The Census of Marine Life

This week saw the first report of the Census of Marine Life. This has been a worldwide project spanning in the last 10 years, aiming to catalogue the diversity, distribution and...
10 October 2010

Interview with 

Enric Sala, Ann Bucklin, Kristina Gjerde


Sarah -  This week saw the first report of the Census of Marine Life.  This has been a worldwide project spanning in the last 10 years, aiming to catalogue the diversity, distribution and abundance of life in the oceans.  I went along to launch of the census report in London and spoke to Marine Ecologist Enric Sala...

Yellowfin tuna, Thunnus albacaresEnric Sala -   Well today was a celebration of 10 years of great work and 2700 people from 8 different countries who have worked their *beep* off for 10 years.  This project has completely transformed our vision of the ocean.  So right now, we know that there are far more species than we thought, that the ocean life is more connected than we thought, but also, that it's more impacted by human activities than we thought 10 years ago.

Sarah -   That was Enric Sala who acted as compere for all the talks and discussions throughout the day of the launch, and was also involved in looking back at fish populations of the past for the survey.  As Enric said, this was a global effort.  Researchers went out and collected samples, took photographs and measurements from all types of marine ecosystem.  From tropical mangroves to under the sea ice in Antarctica, to abyssal planes and ocean trenches out to the open ocean, to try and get an idea of what species were living in each area.  During the census, they found 6,000 potential new species and have pushed up the estimate for total marine species to over 250,000.  One of the methods pioneered by the census was DNA barcoding which allows you to take a sample from an ecosystem and identify all the animals present.  Ann Bucklin is from the University of Connecticut...

Ann Bucklin -   The way the census has started bar coding is what we called "gold standard barcoding".  We work from an identified specimen and we determine the sequence.  And so now, we have a gold standard.  We have a DNA sequence with a name on it.  Overall, 35,000 species of marine organisms, marine animals have been barcoded.  Now, what we're starting to do is to take that scoop of animals; whether it's a net sample of plankton, a scoop of sediment, any kind of habitat you could name, and we're doing deep sequencing with the new high throughput sequencing, to tell us how many species we think are in that sample.  Some of those will match our library of gold standard barcodes, some will not, but some will be close enough so that we can classify them.  So we say, we don't know what copepod that is, but we know it's a copepod.  That's the power of what we call environmental barcoding.

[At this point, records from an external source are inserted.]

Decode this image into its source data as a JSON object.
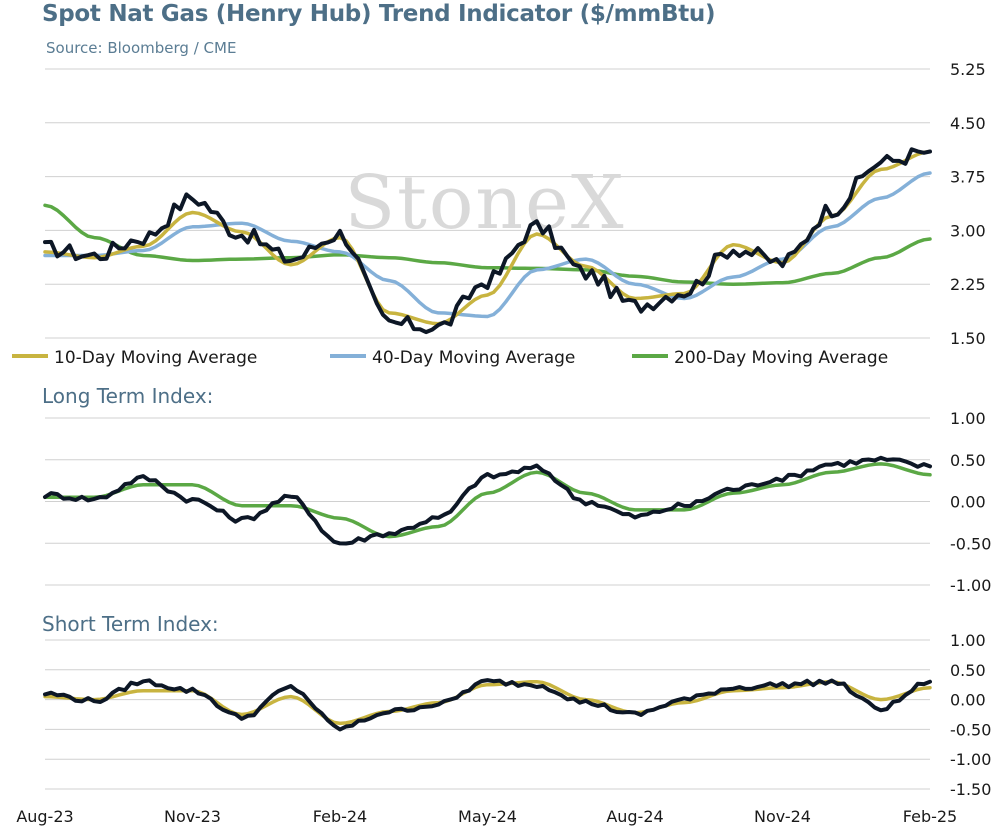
{
  "title": "Spot Nat Gas (Henry Hub) Trend Indicator ($/mmBtu)",
  "source": "Source: Bloomberg / CME",
  "watermark": "StoneX",
  "colors": {
    "price": "#0d1726",
    "ma10": "#c8b440",
    "ma40": "#84b0d8",
    "ma200": "#5ba845",
    "grid": "#d0d0d0",
    "title": "#4d6f87"
  },
  "x_axis": {
    "labels": [
      "Aug-23",
      "Nov-23",
      "Feb-24",
      "May-24",
      "Aug-24",
      "Nov-24",
      "Feb-25"
    ]
  },
  "chart_data": [
    {
      "type": "line",
      "title": "Spot Nat Gas (Henry Hub) Trend Indicator ($/mmBtu)",
      "ylim": [
        1.5,
        5.25
      ],
      "yticks": [
        "5.25",
        "4.50",
        "3.75",
        "3.00",
        "2.25",
        "1.50"
      ],
      "legend_position": "bottom",
      "grid": true,
      "x": [
        "Aug-23",
        "Sep-23",
        "Oct-23",
        "Nov-23",
        "Dec-23",
        "Jan-24",
        "Feb-24",
        "Mar-24",
        "Apr-24",
        "May-24",
        "Jun-24",
        "Jul-24",
        "Aug-24",
        "Sep-24",
        "Oct-24",
        "Nov-24",
        "Dec-24",
        "Jan-25",
        "Feb-25"
      ],
      "series": [
        {
          "name": "",
          "role": "price",
          "values": [
            2.75,
            2.65,
            2.9,
            3.45,
            2.95,
            2.6,
            2.95,
            1.7,
            1.65,
            2.3,
            3.05,
            2.4,
            1.95,
            2.15,
            2.75,
            2.55,
            3.3,
            3.95,
            4.1
          ]
        },
        {
          "name": "10-Day Moving Average",
          "role": "ma10",
          "values": [
            2.7,
            2.62,
            2.78,
            3.25,
            2.98,
            2.52,
            2.9,
            1.85,
            1.7,
            2.1,
            2.95,
            2.5,
            2.05,
            2.12,
            2.8,
            2.55,
            3.2,
            3.85,
            4.1
          ]
        },
        {
          "name": "40-Day Moving Average",
          "role": "ma40",
          "values": [
            2.65,
            2.65,
            2.72,
            3.05,
            3.1,
            2.85,
            2.7,
            2.3,
            1.85,
            1.8,
            2.45,
            2.6,
            2.25,
            2.05,
            2.35,
            2.6,
            3.05,
            3.45,
            3.8
          ]
        },
        {
          "name": "200-Day Moving Average",
          "role": "ma200",
          "values": [
            3.35,
            2.9,
            2.65,
            2.58,
            2.6,
            2.62,
            2.66,
            2.62,
            2.55,
            2.48,
            2.47,
            2.45,
            2.36,
            2.28,
            2.25,
            2.27,
            2.4,
            2.62,
            2.88
          ]
        }
      ]
    },
    {
      "type": "line",
      "title": "Long Term Index:",
      "ylim": [
        -1.0,
        1.0
      ],
      "yticks": [
        "1.00",
        "0.50",
        "0.00",
        "-0.50",
        "-1.00"
      ],
      "grid": true,
      "x": [
        "Aug-23",
        "Sep-23",
        "Oct-23",
        "Nov-23",
        "Dec-23",
        "Jan-24",
        "Feb-24",
        "Mar-24",
        "Apr-24",
        "May-24",
        "Jun-24",
        "Jul-24",
        "Aug-24",
        "Sep-24",
        "Oct-24",
        "Nov-24",
        "Dec-24",
        "Jan-25",
        "Feb-25"
      ],
      "series": [
        {
          "name": "",
          "role": "index",
          "values": [
            0.08,
            0.03,
            0.28,
            0.02,
            -0.22,
            0.05,
            -0.5,
            -0.38,
            -0.2,
            0.3,
            0.4,
            0.0,
            -0.18,
            -0.05,
            0.15,
            0.28,
            0.45,
            0.5,
            0.42
          ]
        },
        {
          "name": "",
          "role": "index-ma",
          "values": [
            0.05,
            0.05,
            0.2,
            0.2,
            -0.05,
            -0.05,
            -0.2,
            -0.42,
            -0.3,
            0.1,
            0.35,
            0.1,
            -0.1,
            -0.1,
            0.1,
            0.2,
            0.35,
            0.45,
            0.32
          ]
        }
      ]
    },
    {
      "type": "line",
      "title": "Short Term Index:",
      "ylim": [
        -1.5,
        1.0
      ],
      "yticks": [
        "1.00",
        "0.50",
        "0.00",
        "-0.50",
        "-1.00",
        "-1.50"
      ],
      "grid": true,
      "x": [
        "Aug-23",
        "Sep-23",
        "Oct-23",
        "Nov-23",
        "Dec-23",
        "Jan-24",
        "Feb-24",
        "Mar-24",
        "Apr-24",
        "May-24",
        "Jun-24",
        "Jul-24",
        "Aug-24",
        "Sep-24",
        "Oct-24",
        "Nov-24",
        "Dec-24",
        "Jan-25",
        "Feb-25"
      ],
      "series": [
        {
          "name": "",
          "role": "index",
          "values": [
            0.1,
            -0.02,
            0.3,
            0.15,
            -0.3,
            0.2,
            -0.48,
            -0.2,
            -0.08,
            0.3,
            0.25,
            -0.05,
            -0.25,
            0.0,
            0.2,
            0.25,
            0.3,
            -0.15,
            0.3
          ]
        },
        {
          "name": "",
          "role": "index-ma",
          "values": [
            0.05,
            0.0,
            0.15,
            0.15,
            -0.25,
            0.05,
            -0.4,
            -0.2,
            -0.05,
            0.25,
            0.3,
            0.0,
            -0.22,
            -0.05,
            0.15,
            0.2,
            0.3,
            0.0,
            0.2
          ]
        }
      ]
    }
  ],
  "panels": {
    "long_title": "Long Term Index:",
    "short_title": "Short Term Index:"
  }
}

Sarah -   Ann Bucklin there.  In terms of the distribution of species, researchers used a range of tracking methods including satellites and acoustic techniques to find out where, when and how far species travel.  The tracking studies, as well as looking at the genetics in different areas, led the census to conclude that ecosystems and marine species are much more interconnected than we thought, which really has important implications for conservation.  Looking at abundance, this is where it becomes a much less positive story.  The census estimates that 90% of top marine predators like tuna, marlin and sharks have been lost in the last 50 years alone, due to over-exploitation and habitat loss.  And looking much further back, they found that humans have been impacting fish populations for much longer than we previously thought, certainly back at least 2,000 years.  But the census isn't just an interesting piece of zoological and ecological information.  It could also act as a guide to inform conservation efforts and as a guide to policy makers.  As Maritime Lawyer turned Ocean Conservation Adviser, Kristina Gjerde explains...

Kristina Gjerde -   Bringing the high seas, the oceans into the living room will help to stir some concern about what is the state of the ocean these days and if that concern can be translated to our policy makers that're in our capitals, in our hometowns then we would start to see some action.

Sarah -   That was Kristina Gjerde, talking to me at the Royal Institution in London.